Problem:
A firm is considering an investment of $28 million (purchase price) in new equipment to replace old equipment with a book value of $12 million and a market value of $20 million. If the firm replaces the old equipment with the new equipment, it expects to save $17.5 million in operating costs the first year.The amount of these savings will grow at a rate of 12 percent per year for each of the following three years.The old equipment has a remaining life of four years.
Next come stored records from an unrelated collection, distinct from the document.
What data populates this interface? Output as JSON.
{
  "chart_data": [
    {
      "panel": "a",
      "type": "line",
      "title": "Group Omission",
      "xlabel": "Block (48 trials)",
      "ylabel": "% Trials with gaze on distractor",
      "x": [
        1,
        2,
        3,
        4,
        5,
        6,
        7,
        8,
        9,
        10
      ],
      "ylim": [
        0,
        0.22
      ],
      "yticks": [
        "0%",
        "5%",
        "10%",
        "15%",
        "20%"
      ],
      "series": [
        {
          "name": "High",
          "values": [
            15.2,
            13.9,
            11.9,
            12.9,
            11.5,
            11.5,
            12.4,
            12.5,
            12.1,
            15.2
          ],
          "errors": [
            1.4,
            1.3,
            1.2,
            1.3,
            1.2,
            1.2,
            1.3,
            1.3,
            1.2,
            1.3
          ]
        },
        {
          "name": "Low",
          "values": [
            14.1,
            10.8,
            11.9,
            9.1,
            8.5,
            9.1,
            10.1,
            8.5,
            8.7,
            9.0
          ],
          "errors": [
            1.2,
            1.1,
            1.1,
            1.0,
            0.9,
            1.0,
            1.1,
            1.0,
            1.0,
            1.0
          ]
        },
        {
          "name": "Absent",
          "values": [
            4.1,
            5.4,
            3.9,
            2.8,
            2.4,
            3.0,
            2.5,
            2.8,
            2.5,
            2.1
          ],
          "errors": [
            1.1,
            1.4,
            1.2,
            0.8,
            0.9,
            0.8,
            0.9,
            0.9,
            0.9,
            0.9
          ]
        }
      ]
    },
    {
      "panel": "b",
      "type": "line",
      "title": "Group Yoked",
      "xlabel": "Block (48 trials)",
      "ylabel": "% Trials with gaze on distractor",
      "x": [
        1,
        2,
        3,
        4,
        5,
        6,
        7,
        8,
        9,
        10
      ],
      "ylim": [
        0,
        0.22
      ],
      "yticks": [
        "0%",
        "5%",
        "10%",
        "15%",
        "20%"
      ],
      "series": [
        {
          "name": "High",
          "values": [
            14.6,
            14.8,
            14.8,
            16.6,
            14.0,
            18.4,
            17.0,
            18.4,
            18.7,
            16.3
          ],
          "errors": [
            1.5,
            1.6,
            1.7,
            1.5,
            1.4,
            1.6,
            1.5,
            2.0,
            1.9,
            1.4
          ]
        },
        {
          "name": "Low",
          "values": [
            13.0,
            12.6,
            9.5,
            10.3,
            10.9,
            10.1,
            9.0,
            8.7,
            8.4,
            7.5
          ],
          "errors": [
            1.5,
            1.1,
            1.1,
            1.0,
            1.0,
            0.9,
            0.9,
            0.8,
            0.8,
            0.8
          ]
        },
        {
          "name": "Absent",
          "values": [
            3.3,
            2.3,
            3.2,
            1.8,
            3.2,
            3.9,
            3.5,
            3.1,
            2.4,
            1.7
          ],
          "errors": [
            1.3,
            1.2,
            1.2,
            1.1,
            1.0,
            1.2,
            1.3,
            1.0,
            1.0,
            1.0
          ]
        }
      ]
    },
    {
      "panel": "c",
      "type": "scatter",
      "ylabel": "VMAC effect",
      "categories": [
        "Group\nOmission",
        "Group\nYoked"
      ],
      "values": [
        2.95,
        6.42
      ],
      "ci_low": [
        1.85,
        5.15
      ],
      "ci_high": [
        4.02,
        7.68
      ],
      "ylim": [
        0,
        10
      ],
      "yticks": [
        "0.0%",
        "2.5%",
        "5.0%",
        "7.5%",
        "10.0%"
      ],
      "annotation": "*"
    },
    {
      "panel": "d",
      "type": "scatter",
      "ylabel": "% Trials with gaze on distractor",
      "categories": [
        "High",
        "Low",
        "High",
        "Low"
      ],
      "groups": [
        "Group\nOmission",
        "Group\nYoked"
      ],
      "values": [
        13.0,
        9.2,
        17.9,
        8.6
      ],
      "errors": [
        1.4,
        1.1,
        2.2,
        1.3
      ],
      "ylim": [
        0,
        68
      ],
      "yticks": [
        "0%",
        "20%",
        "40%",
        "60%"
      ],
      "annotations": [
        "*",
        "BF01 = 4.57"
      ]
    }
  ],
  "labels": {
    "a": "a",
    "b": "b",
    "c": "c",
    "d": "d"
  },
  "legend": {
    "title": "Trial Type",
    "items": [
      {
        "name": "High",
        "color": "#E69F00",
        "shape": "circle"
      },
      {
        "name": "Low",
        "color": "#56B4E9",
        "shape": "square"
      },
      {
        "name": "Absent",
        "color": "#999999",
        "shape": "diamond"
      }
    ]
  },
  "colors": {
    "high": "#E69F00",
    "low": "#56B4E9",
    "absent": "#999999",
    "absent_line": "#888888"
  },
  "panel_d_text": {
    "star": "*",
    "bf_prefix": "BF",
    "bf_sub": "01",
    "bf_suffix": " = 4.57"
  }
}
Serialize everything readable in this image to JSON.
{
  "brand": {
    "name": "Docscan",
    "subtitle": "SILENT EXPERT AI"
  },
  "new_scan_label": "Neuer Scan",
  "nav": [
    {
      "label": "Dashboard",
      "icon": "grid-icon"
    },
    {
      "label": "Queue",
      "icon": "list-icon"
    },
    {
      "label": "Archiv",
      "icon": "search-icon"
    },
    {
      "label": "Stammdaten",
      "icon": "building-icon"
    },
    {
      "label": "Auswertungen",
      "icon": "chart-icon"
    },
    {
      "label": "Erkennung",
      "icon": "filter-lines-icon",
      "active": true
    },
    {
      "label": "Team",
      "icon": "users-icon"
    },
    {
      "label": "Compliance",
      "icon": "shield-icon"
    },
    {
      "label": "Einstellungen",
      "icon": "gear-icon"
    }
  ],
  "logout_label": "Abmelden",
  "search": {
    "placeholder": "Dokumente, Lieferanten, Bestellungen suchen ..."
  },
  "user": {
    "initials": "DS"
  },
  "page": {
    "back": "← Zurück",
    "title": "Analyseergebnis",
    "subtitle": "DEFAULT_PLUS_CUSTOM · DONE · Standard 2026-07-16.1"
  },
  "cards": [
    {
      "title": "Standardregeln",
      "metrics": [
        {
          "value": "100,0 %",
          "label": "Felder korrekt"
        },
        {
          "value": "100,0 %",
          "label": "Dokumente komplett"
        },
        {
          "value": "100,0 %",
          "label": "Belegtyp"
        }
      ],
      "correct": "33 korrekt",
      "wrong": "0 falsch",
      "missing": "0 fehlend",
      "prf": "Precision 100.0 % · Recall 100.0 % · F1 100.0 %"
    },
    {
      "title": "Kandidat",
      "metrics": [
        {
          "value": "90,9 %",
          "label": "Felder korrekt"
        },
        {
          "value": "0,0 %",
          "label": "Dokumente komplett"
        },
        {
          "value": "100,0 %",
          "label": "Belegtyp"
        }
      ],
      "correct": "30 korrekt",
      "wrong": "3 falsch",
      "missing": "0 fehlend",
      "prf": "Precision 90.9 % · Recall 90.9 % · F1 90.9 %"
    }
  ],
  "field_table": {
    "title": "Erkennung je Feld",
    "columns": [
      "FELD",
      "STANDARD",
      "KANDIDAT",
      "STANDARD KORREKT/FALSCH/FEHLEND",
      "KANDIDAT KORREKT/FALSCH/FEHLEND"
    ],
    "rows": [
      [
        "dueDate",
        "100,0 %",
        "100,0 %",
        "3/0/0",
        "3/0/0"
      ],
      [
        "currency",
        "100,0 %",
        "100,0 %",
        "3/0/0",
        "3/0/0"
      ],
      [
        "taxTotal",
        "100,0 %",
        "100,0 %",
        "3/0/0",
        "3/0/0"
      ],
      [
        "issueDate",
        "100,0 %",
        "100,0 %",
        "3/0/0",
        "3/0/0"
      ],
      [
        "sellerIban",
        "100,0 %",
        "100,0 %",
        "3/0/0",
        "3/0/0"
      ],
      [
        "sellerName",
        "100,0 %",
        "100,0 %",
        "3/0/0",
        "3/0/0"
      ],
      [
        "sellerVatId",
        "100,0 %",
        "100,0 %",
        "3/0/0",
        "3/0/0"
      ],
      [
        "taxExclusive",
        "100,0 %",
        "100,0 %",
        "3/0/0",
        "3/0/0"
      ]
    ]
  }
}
It is being depreciated by the straight-line method. 33.3 percent of the original book value of the new equipment will be depreciated in the first year, 39.9 percent will be depreciated in the second year, 14.8 percent will be depreciated in the third year, and 12.0 percent will be depreciated in the final year.The salvage value of both the old equipment and the new equipment at the end of four years is 0. In addition, replacement of the old equipment with the new equipment requires an immediate increase in net working capital of $5 million, which will not be recovered until the end of the four-year investment. Assume that the purchase and sale of equipment occurs today and all other cash flows occur at the end of their respective years. If the firm's cost of capital is 14 percent and is subject to a 40 percent tax rate, find:
a. The net investment.
b. The after-tax incremental cash flow at the end of each year.
c. The internal rate of return on the investment.
d. The net present value of the investment.